EPA Approves Farmers’ Use of “Cyanide Bombs” to Kill Coyotes, Foxes, Wolves and Mountain Lions

The controversial “pesticide” bombs kill thousands of wild animals a year to protect livestock

Dead wolf or coyote near detonated cyanide bomb. Credit: Center for Biological Diversity

The EPA just reauthorized the use of explosive cyanide devices to kill mountain lions, bobcats and wolves to protect cows, pigs and chickens.

These “cyanide bombs” are covered in a sweet scent to attract wildlife. When an animal grabs the device with its teeth it triggers sodium cyanide to blow up in its face:

The M-44 devices kill thousands of animals each year, including endangered species and pets.

While they are touted as being used against “primarily coyotes,” they also kill hundreds of non-target animals, including foxes, bears, raccoon, opossums and skunks.

The weapons are part of a larger wildlife control program run by the USDA called Wildlife Services, which admits to killing over a million wild animals a year to protect livestock.

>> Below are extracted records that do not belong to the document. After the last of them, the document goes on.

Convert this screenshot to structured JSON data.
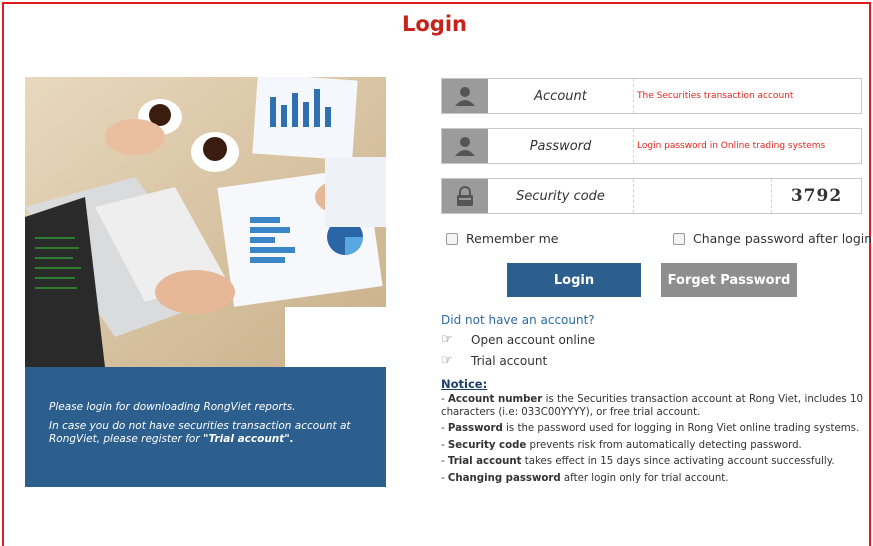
{
  "title": "Login",
  "caption": {
    "line1": "Please login for downloading RongViet reports.",
    "line2_prefix": "In case you do not have securities transaction account at RongViet, please register for ",
    "line2_bold": "\"Trial account\".",
    "line2_suffix": ""
  },
  "form": {
    "account": {
      "label": "Account",
      "placeholder": "The Securities transaction account",
      "icon": "user-icon"
    },
    "password": {
      "label": "Password",
      "placeholder": "Login password in Online trading systems",
      "icon": "user-icon"
    },
    "security": {
      "label": "Security code",
      "placeholder": "",
      "captcha": "3792",
      "icon": "lock-icon"
    },
    "remember_me": "Remember me",
    "change_password": "Change password after login",
    "login_button": "Login",
    "forget_button": "Forget Password"
  },
  "links": {
    "no_account": "Did not have an account?",
    "open_account": "Open account online",
    "trial_account": "Trial account"
  },
  "notice": {
    "title": "Notice:",
    "items": [
      {
        "prefix": "- ",
        "bold": "Account number",
        "text": " is the Securities transaction account at Rong Viet, includes 10 characters (i.e: 033C00YYYY), or free trial account."
      },
      {
        "prefix": "- ",
        "bold": "Password",
        "text": " is the password used for logging in Rong Viet online trading systems."
      },
      {
        "prefix": "- ",
        "bold": "Security code",
        "text": " prevents risk from automatically detecting password."
      },
      {
        "prefix": "- ",
        "bold": "Trial account",
        "text": " takes effect in 15 days since activating account successfully."
      },
      {
        "prefix": "- ",
        "bold": "Changing password",
        "text": " after login only for trial account."
      }
    ]
  },
  "colors": {
    "frame": "#e11b1b",
    "title": "#c8221a",
    "primary": "#2d5f8e",
    "secondary": "#8e8e8e",
    "hint": "#e0261f",
    "link": "#2d6aa4"
  }
}
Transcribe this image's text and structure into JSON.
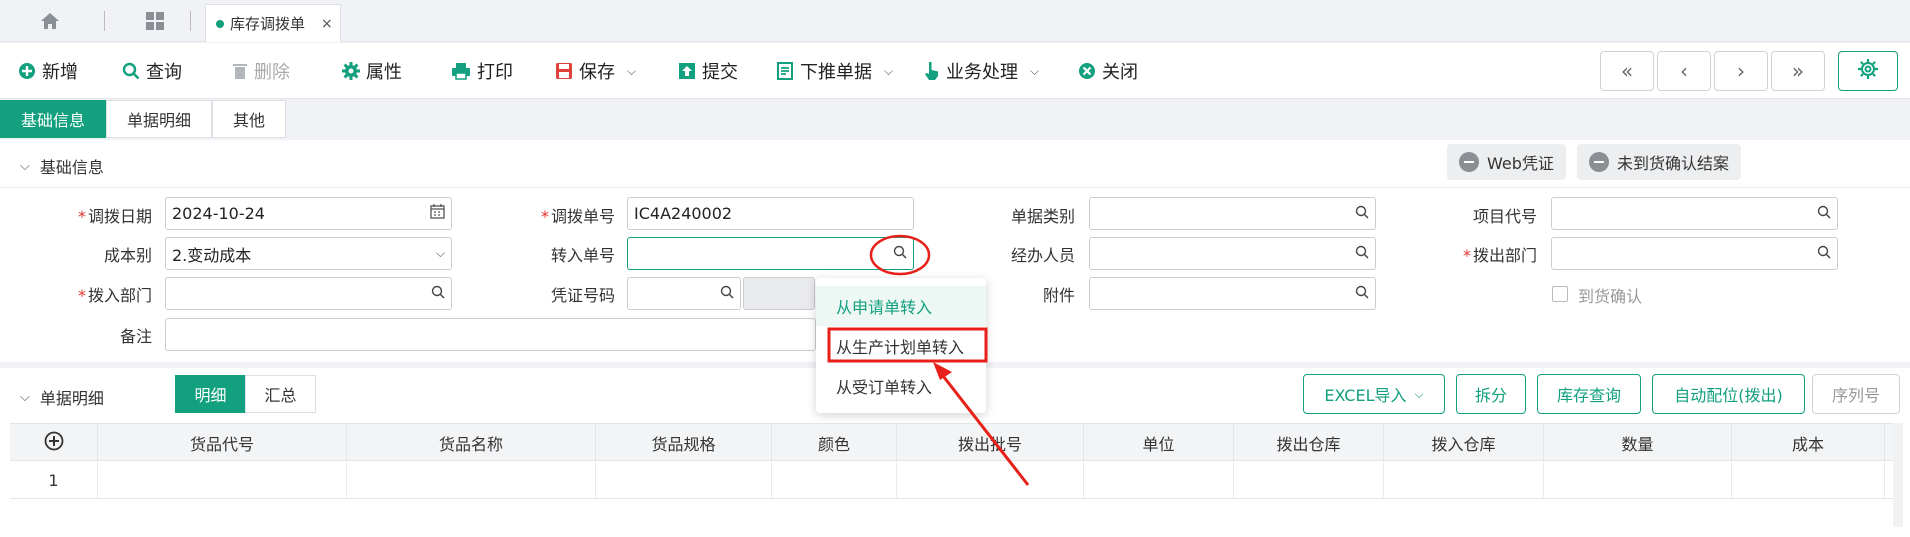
{
  "topbar": {
    "doc_tab_label": "库存调拨单",
    "doc_tab_close": "×"
  },
  "toolbar": {
    "new": "新增",
    "query": "查询",
    "delete": "删除",
    "props": "属性",
    "print": "打印",
    "save": "保存",
    "submit": "提交",
    "push_down": "下推单据",
    "business": "业务处理",
    "close": "关闭",
    "nav": [
      "«",
      "‹",
      "›",
      "»"
    ]
  },
  "section_tabs": [
    "基础信息",
    "单据明细",
    "其他"
  ],
  "basic": {
    "title": "基础信息",
    "web_voucher": "Web凭证",
    "unarrived_confirm": "未到货确认结案",
    "labels": {
      "transfer_date": "调拨日期",
      "transfer_no": "调拨单号",
      "doc_type": "单据类别",
      "project_code": "项目代号",
      "cost_type": "成本别",
      "in_doc_no": "转入单号",
      "handler": "经办人员",
      "out_dept": "拨出部门",
      "in_dept": "拨入部门",
      "voucher_no": "凭证号码",
      "attachment": "附件",
      "arrival_confirm": "到货确认",
      "remark": "备注"
    },
    "values": {
      "transfer_date": "2024-10-24",
      "transfer_no": "IC4A240002",
      "cost_type": "2.变动成本"
    }
  },
  "dropdown": {
    "items": [
      "从申请单转入",
      "从生产计划单转入",
      "从受订单转入"
    ]
  },
  "detail": {
    "title": "单据明细",
    "views": [
      "明细",
      "汇总"
    ],
    "buttons": {
      "excel": "EXCEL导入",
      "split": "拆分",
      "stock_query": "库存查询",
      "auto_alloc": "自动配位(拨出)",
      "serial": "序列号"
    },
    "columns": [
      "货品代号",
      "货品名称",
      "货品规格",
      "颜色",
      "拨出批号",
      "单位",
      "拨出仓库",
      "拨入仓库",
      "数量",
      "成本"
    ],
    "rows": [
      {
        "index": "1"
      }
    ]
  },
  "colors": {
    "accent": "#12a07e",
    "required": "#e3342f",
    "annotation": "#e8201a"
  }
}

In 2017 alone, the agency killed more than 1.3 million animals, including:

  • 319 mountain lions
  • 357 gray wolves
  • 552 black bears
  • 1,001 bobcats
  • 3,827 foxes
  • 69,041 coyotes
  • 15,933 prairie dogs
  • 675 river otters
  • 23,646 beavers
  • 624,845 red-winged blackbirds

“EPA is blatantly ignoring its fundamental duty to protect the public, our pets and native wildlife from the cruel, lethal impacts of cyanide bombs lurking on our public lands,” said wildlife attorney Kelly Nokes in a press release.

“Warning signs will not prevent more dogs, wild animals and potentially children from being killed; they cannot read them,” added Brooks Fahy, executive director of Predator Defense.